Üstad Necip Fazıl Kısakürek, 1965 yılında düzenlediği Ayasofya konferansında, her birimize kılavuz olacak şu sözleri sarf etti: “Bana öyle geliyor ki, yalnızca manayı anlasak, yalnız onu yerine getirebilsek, Ayasofya’nın kapıları sabır taşı gibi çatlar.”

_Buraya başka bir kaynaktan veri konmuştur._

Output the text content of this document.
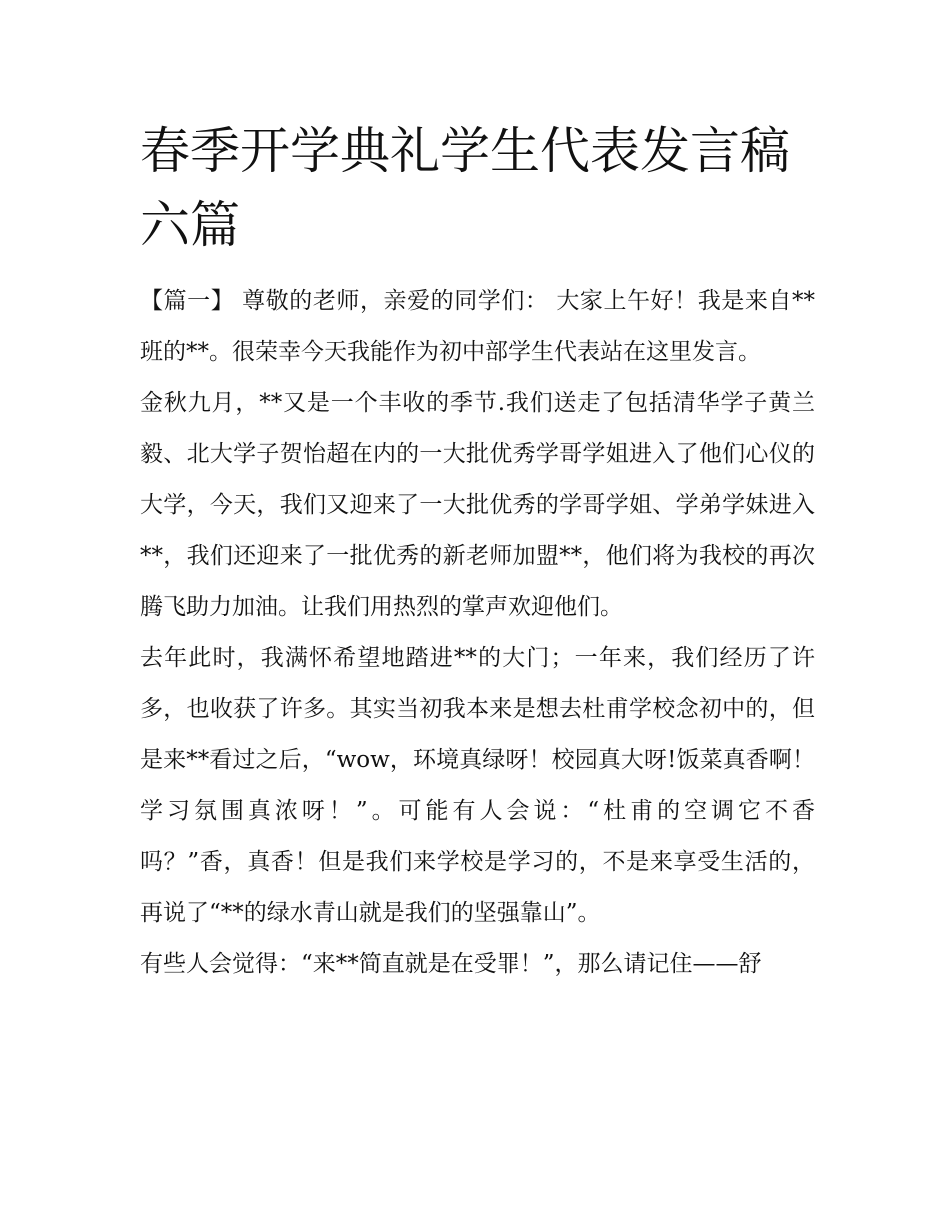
春季开学典礼学生代表发言稿六篇

【篇一】 尊敬的老师，亲爱的同学们： 大家上午好！我是来自**班的**。很荣幸今天我能作为初中部学生代表站在这里发言。

金秋九月，**又是一个丰收的季节.我们送走了包括清华学子黄兰毅、北大学子贺怡超在内的一大批优秀学哥学姐进入了他们心仪的大学，今天，我们又迎来了一大批优秀的学哥学姐、学弟学妹进入**，我们还迎来了一批优秀的新老师加盟**，他们将为我校的再次腾飞助力加油。让我们用热烈的掌声欢迎他们。

去年此时，我满怀希望地踏进**的大门；一年来，我们经历了许多，也收获了许多。其实当初我本来是想去杜甫学校念初中的，但是来**看过之后，“wow，环境真绿呀！校园真大呀!饭菜真香啊！学习氛围真浓呀！”。可能有人会说：“杜甫的空调它不香吗？”香，真香！但是我们来学校是学习的，不是来享受生活的，再说了“**的绿水青山就是我们的坚强靠山”。

有些人会觉得：“来**简直就是在受罪！”，那么请记住——舒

Üstad’ın tarihe not düştüğü bu konuşmasında önemli olan Bizans’ın Ayasofya’sı ya da Fatih’in Fethiye Camii değil yalnızca manayı kavramaktır. Yaratılışın, inandığımız değerlerin, davanın, kutlu zaferler ya da acı hezimetlerin manası.

Biz kimiz?

Manayı bilmek, kendini, tarihini, amaçlarını bilmekten başlar. Biz kimiz? Tarihin tozlu raflarında unuttuğumuz neler var diye düşündüğümde, Anadolu’nun kapılarını açan atam Alparslan’ı, Kosova’da bir kılıç olup parlayan Sultan Murad’ı, çağ açıp çağ kapatan Fatih’i, Batı’ya diz çöktüren Muhteşem Süleyman’ı hatırladım. Çin’deki 50 milyon Müslümanı dahi hilafet şemsiyesi altında birleştiren Abdülhamid’e rastladım. “Bana ne Amerika’dan” diyen, savunan adam Erbakan’a şahitlik ettim. Davos’ta One Munite deyimiyle uyanışını başlatan, BM’de “Dünya 5’ten büyüktür” söylemiyle düzene meydan okuyan Erdoğan’ı canlı canlı izledim. 93 yıllık Cumhuriyet tarihinde 80 yıl boyunca bizlere yapmadığı zulmü bırakmayan cunta takımını devirdiğimize tanıklık ettim.

Meşaleyi yaktık

“Değişmeyen tek şey; değişimin ta kendisidir” der Descartes. Artık değişme vakti. Hasta adam ya da paslanmış demir psikolojisinden çıkıp imparatorluk varisi gibi davranma günü bugün. Yapamayız, başaramayız, onlar çok güçlü, her şeyimizi kaybederiz diyen ceset giymiş şeytanlara dik durma günü. Bunca zorluğa rağmen getirilen demokratik özgürlükler, siyasi reformlar, Marmaray, 3. Köprü, 3 Havalimanı gibi mega projelerin yapılması, 2 darbe girişimine karışı koyup tarihin en büyük derin devlet operasyonunun başlatması uyanmak için bir işaret fişeği değil mi?

Başarabiliriz

Eski Türkiye’nin kendi içine kapan halkını boğ, 10 yılda bir darbe yap, ekonomik krizlerle boğuş, sulh yalanıyla oyala, milliyetçilik naraları at gibi politikalarından vazgeçip, Mursi’yi, Suriyeli mültecileri, Doğu Türkistan’ı, kanayan yara Filistin’i, Irak’ı dert edinmek; hatta Bayırbucak’taki Türkmenleri bombalayan Rus uçağını düşürmek ve bölgesel siyasetteki iddiamızı ispat etmek, başarabileceğimizin göstergesi değil mi? Coğrafyamızda akan kan sancılı bir doğumun habercisidir. Elimize geçen tarihi fırsatı manayı kavrayarak oluşturacağımız ortak hedeflerle değerlendirebilirsek, tarih bizim zaferlerimizi yazar. Yeni nesil cihan devletinin vatandaşları olur. Yeter ki derdimiz olsun. Yeter ki düşünelim. En önemlisi de yeter ki manayı kavrayalım.